The company’s statistics show that the average amount of life cover for women is R780,000 while critical illness cover is much lower at R320,000. The real costs of medical treatment, rehabilitation, lost income and any necessary lifestyle changes, women are still woefully seriously underinsured when it comes to dealing with a serious health crisis.

  • Women live longer: The so-called weaker sex tend to live around five years longer than men according to actuarial research, which means they need to stretch retirement savings further and plan for medical care. Look at comprehensive plan that covers retirement savings, long -term care, critical illness, healthcare benefits and the like. As you get older these benefits become increasingly important, so plan now so that you can afford them after retirement.
  • Women earn less than men: Sad, but true for a large percentage of South African women. This means you have less to invest in retirement, savings and life insurance. The dilemma is that while women generally earn less than men, you need the income to survive due to a longer life expectancy. With leaner financial cushions, it also means women are more vulnerable to unexpected challenges such as a health crisis, disability, divorce, retrenchment and single parenthood.
  • Women are more at risk for certain diseases: Cancer, most notably breast and ovarian cancers, account for around 25% of critical illness and disability claims by women, followed by heart conditions as a very close second. The age band of women with the highest number of critical illness and disability claims submitted is 31-50 years of age, the prime of your life and working career. With so many women playing a major role in their households both from an income and caregiver perspective, surviving a critical illness or disability can be financially and emotionally devastating without the right insurance cover..
  • Growing family responsibilities: The financial burdens and responsibilities of middle-aged South Africans are increasingly being driven by two trends – an ageing population and a generation of young adults struggling to achieve financial independence. When these two collide, we have what is aptly termed the sandwich generation – adults in their 40s and 50s who are providing financial support for their ageing parents, as well as supporting children of their own.

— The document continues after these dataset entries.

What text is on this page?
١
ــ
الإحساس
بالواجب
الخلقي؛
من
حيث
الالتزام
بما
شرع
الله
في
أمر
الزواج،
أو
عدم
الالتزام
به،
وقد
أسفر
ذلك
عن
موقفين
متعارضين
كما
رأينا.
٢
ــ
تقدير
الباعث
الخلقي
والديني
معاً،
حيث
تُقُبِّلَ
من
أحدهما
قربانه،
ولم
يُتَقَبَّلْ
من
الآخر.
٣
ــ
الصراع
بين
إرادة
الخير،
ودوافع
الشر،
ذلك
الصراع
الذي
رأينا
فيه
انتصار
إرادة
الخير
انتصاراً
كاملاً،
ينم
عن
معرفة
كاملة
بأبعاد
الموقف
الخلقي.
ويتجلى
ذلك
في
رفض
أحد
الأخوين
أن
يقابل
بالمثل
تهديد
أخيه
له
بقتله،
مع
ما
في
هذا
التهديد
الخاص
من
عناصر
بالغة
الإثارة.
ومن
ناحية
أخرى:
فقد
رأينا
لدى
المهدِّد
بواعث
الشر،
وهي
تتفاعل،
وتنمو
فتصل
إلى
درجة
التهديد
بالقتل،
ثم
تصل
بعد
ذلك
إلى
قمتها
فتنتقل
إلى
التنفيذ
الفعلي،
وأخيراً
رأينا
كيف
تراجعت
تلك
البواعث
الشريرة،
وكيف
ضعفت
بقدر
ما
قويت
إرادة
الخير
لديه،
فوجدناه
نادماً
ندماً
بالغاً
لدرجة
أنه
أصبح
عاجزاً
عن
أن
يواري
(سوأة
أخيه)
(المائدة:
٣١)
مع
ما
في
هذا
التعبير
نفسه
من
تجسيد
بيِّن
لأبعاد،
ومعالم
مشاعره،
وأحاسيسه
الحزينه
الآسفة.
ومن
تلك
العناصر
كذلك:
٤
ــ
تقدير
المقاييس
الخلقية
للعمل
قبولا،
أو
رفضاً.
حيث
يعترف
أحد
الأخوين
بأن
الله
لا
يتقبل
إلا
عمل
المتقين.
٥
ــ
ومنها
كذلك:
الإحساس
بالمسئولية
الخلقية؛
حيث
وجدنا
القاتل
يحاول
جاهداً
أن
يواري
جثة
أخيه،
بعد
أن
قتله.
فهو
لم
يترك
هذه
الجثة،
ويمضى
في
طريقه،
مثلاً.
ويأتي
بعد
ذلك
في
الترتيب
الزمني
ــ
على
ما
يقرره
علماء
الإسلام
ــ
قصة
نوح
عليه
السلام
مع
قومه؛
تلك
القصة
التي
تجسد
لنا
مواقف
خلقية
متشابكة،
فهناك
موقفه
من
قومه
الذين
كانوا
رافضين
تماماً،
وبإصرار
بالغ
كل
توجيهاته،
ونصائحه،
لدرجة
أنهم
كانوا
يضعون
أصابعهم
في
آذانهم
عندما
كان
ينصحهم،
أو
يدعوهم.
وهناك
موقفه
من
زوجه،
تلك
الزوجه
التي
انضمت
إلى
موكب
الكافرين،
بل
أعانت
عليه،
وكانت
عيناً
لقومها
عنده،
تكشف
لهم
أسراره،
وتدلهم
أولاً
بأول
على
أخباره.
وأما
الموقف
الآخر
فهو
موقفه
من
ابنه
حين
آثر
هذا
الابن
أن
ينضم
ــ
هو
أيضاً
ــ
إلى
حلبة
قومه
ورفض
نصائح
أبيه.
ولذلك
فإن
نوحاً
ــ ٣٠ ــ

As a woman, the responsibilities of caring for children and ageing parents are likely to fall heavily on your shoulders, and must be factored into your financial plan.
  • Don’t overlook your valuable contribution as stay-at-home mom: Just because you’re not receiving an official “salary” does not mean you don’t contribute substantially to your family’s income. If something happened to you, your spouse would need to employ a very competent person to raise and look after children (read: huge responsibility), play taxi, house-keeper, teacher, cook and CEO of the home. Without a doubt there would be hard costs to cover everything that a stay-at-home mom does every day. You can’t be replaced of course, but if you were seriously ill, disabled or pass away, someone needs to be hired to keep your family and household functioning as normally as possible under the circumstances.

“No one knows what the future holds and whether you could face a health or life-changing crisis in future. Make sure that you have a financial plan in place that makes it possible for you to recover and thrive if the unthinkable were to happen. The real challenge in surviving a disability or illness is being able to provide a future income for yourself and your family, and this is where a financial advisor can help you to develop a financial plan,” concludes Gonnermann.